BACKGROUND: Neuropathic pain (NP) is one of intractable complications of spinal cord injury (SCI) and lacks effective treatment. Resveratrol (Res) has been shown to possess potent anti-inflammatory and anti-nociceptive effects. In this study, we investigated the analgesic effect of Res and its underlying mechanism in a rat model of SCI. METHODS: The rat thoracic (T10) spinal cord contusion injury model was established, and mechanical thresholds were evaluated during an observation period of 21 days. Intrathecal administration with Res (300 μg/10 μl) was performed once a day for 7 days after the operation. On postoperative day 7, the expressions of tumor necrosis factor-α (TNF-α), interleukin-1β (IL-1β) and interleukin-6 (IL-6) were determined by enzyme-linked immunosorbent assay (ELISA) and Real-time quantitative PCR (RT-qPCR), the expression of Janus kinase 2/signal transducer and activator of transcription 3 (JAK2/STAT3) signaling pathway was determined by western blot and RT-qPCR, and the co-labeled phospho-STAT3 (p-STAT3) with neuronal nuclear antigen (NeuN), glial fibrillary acidic protein (GFAP), and ionized calcium-binding adapter molecule 1 (Iba-1) were explored by double immunofluorescence staining in the lumbar spinal dorsal horns.

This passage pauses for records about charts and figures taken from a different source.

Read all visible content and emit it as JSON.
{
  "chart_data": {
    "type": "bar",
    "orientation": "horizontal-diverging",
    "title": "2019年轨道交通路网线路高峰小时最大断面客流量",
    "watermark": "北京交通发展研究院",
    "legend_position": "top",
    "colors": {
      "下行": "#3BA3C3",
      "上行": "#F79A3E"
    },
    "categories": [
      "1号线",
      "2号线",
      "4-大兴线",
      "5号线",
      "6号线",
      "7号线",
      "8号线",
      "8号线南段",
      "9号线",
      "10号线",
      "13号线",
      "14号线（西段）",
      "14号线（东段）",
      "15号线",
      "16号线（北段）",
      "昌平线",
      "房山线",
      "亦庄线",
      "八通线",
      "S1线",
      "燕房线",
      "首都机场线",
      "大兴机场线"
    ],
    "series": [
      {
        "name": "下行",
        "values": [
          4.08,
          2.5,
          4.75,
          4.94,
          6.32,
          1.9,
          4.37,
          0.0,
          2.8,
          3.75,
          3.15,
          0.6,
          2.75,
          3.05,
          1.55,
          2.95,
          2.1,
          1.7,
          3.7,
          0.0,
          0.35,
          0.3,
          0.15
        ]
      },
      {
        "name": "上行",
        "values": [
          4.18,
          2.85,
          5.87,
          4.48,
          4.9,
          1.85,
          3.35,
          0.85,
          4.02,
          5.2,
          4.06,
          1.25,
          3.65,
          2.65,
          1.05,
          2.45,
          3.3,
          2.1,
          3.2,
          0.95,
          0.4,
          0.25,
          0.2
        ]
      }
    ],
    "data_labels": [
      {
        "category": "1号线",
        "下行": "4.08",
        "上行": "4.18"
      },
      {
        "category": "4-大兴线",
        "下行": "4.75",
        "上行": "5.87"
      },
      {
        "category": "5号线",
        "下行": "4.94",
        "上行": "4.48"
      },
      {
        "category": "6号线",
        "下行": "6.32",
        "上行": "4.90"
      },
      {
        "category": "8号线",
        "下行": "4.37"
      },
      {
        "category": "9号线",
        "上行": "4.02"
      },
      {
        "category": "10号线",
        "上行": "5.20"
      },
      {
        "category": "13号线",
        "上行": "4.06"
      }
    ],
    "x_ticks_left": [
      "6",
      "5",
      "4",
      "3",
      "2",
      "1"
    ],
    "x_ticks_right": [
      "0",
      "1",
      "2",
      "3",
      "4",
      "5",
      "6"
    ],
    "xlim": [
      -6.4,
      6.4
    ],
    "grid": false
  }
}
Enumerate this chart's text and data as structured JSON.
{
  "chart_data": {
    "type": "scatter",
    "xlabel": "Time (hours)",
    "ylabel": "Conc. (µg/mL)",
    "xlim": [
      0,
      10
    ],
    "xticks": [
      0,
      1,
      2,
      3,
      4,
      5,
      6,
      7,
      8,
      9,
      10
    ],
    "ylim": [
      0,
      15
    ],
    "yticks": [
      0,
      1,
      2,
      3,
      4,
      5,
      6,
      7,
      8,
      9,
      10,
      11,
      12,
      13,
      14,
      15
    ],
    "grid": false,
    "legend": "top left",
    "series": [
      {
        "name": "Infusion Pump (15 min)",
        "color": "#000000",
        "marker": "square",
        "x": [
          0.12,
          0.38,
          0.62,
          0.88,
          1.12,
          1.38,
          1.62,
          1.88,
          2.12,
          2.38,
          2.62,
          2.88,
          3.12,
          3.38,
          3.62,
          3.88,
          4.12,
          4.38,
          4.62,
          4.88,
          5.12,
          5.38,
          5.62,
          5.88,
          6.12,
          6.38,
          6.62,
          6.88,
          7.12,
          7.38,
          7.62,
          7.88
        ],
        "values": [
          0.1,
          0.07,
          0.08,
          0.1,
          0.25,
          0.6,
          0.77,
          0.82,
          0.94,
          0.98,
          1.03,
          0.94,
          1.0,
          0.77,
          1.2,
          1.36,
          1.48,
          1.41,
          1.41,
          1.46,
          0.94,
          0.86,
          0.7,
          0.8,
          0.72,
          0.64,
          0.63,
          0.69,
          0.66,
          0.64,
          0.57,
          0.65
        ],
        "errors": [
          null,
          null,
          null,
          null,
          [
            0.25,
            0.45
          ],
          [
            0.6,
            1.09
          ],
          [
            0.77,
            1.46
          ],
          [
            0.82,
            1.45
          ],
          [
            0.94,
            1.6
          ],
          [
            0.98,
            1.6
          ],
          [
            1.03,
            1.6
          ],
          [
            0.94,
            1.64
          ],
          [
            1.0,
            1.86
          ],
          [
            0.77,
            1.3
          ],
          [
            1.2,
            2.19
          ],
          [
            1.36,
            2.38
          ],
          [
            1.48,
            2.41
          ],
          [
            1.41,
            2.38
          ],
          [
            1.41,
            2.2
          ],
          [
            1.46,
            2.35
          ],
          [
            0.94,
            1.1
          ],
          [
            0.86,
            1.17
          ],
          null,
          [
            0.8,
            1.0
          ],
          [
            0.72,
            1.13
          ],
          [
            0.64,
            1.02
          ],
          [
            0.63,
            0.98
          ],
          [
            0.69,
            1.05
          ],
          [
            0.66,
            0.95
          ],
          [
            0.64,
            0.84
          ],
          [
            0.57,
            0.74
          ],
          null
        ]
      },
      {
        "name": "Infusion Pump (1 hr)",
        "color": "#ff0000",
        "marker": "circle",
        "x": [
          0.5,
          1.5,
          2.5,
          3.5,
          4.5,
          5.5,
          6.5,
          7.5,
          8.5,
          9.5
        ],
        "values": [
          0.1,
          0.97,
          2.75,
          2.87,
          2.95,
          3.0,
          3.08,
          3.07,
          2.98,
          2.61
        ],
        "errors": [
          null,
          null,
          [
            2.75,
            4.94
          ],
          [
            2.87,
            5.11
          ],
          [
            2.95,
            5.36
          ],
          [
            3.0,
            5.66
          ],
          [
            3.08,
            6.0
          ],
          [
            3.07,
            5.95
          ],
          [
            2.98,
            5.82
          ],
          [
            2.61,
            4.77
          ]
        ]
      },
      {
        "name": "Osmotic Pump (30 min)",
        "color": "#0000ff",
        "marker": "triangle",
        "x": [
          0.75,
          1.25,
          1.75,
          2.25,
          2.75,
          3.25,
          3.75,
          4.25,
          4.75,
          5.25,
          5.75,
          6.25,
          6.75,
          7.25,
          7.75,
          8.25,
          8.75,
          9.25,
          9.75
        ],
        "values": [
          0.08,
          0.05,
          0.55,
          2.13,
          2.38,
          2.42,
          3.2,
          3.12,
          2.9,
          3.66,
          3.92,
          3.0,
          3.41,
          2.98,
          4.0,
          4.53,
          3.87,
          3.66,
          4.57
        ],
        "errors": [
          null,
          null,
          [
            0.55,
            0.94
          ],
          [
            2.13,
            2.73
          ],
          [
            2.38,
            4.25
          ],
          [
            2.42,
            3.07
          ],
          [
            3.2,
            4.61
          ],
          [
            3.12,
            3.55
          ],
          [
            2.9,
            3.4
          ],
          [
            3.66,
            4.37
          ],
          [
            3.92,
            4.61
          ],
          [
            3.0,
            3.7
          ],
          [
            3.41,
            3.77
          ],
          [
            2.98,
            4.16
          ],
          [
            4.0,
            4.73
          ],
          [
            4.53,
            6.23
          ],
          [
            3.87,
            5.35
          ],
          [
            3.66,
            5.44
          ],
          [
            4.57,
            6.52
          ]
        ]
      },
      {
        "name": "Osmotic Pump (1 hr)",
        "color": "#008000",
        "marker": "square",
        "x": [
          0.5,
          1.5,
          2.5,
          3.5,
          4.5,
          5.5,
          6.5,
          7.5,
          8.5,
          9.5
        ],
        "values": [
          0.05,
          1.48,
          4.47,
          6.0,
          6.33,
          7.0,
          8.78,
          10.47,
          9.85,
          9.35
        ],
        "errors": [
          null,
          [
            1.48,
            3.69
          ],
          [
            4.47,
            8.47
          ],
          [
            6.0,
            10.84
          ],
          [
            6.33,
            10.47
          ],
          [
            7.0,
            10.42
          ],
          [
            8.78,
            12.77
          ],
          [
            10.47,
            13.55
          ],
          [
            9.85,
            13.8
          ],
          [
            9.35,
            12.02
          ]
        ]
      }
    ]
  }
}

The temporal changes of p-STAT3 were investigated by western blot on the 1st, 3rd, 7th, 14th, and 21st days after the operation. RESULTS: Intrathecal administration with Res for 7 successive days alleviated mechanical allodynia of rats during the observation period. Meanwhile, treatment with Res suppressed the production of pro-inflammatory factors TNF-α, IL-1β and IL-6, and inhibited the expressions of phospho-JAK2 and p-STAT3 in the lumbar spinal dorsal horns on postoperative day 7. Additionally, the protein expression of p-STAT3 was significantly increased on the 1st day following the operation and remained elevated during the next 21 days, immunofluorescence suggested that the up-regulated p-STAT3 was co-located with glial cells and neurons. CONCLUSION: Our current results indicated that intrathecal administration with Res effectively alleviated mechanical allodynia after SCI in rats, and its analgesic mechanism might be to suppress neuroinflammation by partly inhibiting JAK2/STAT3 signaling pathway.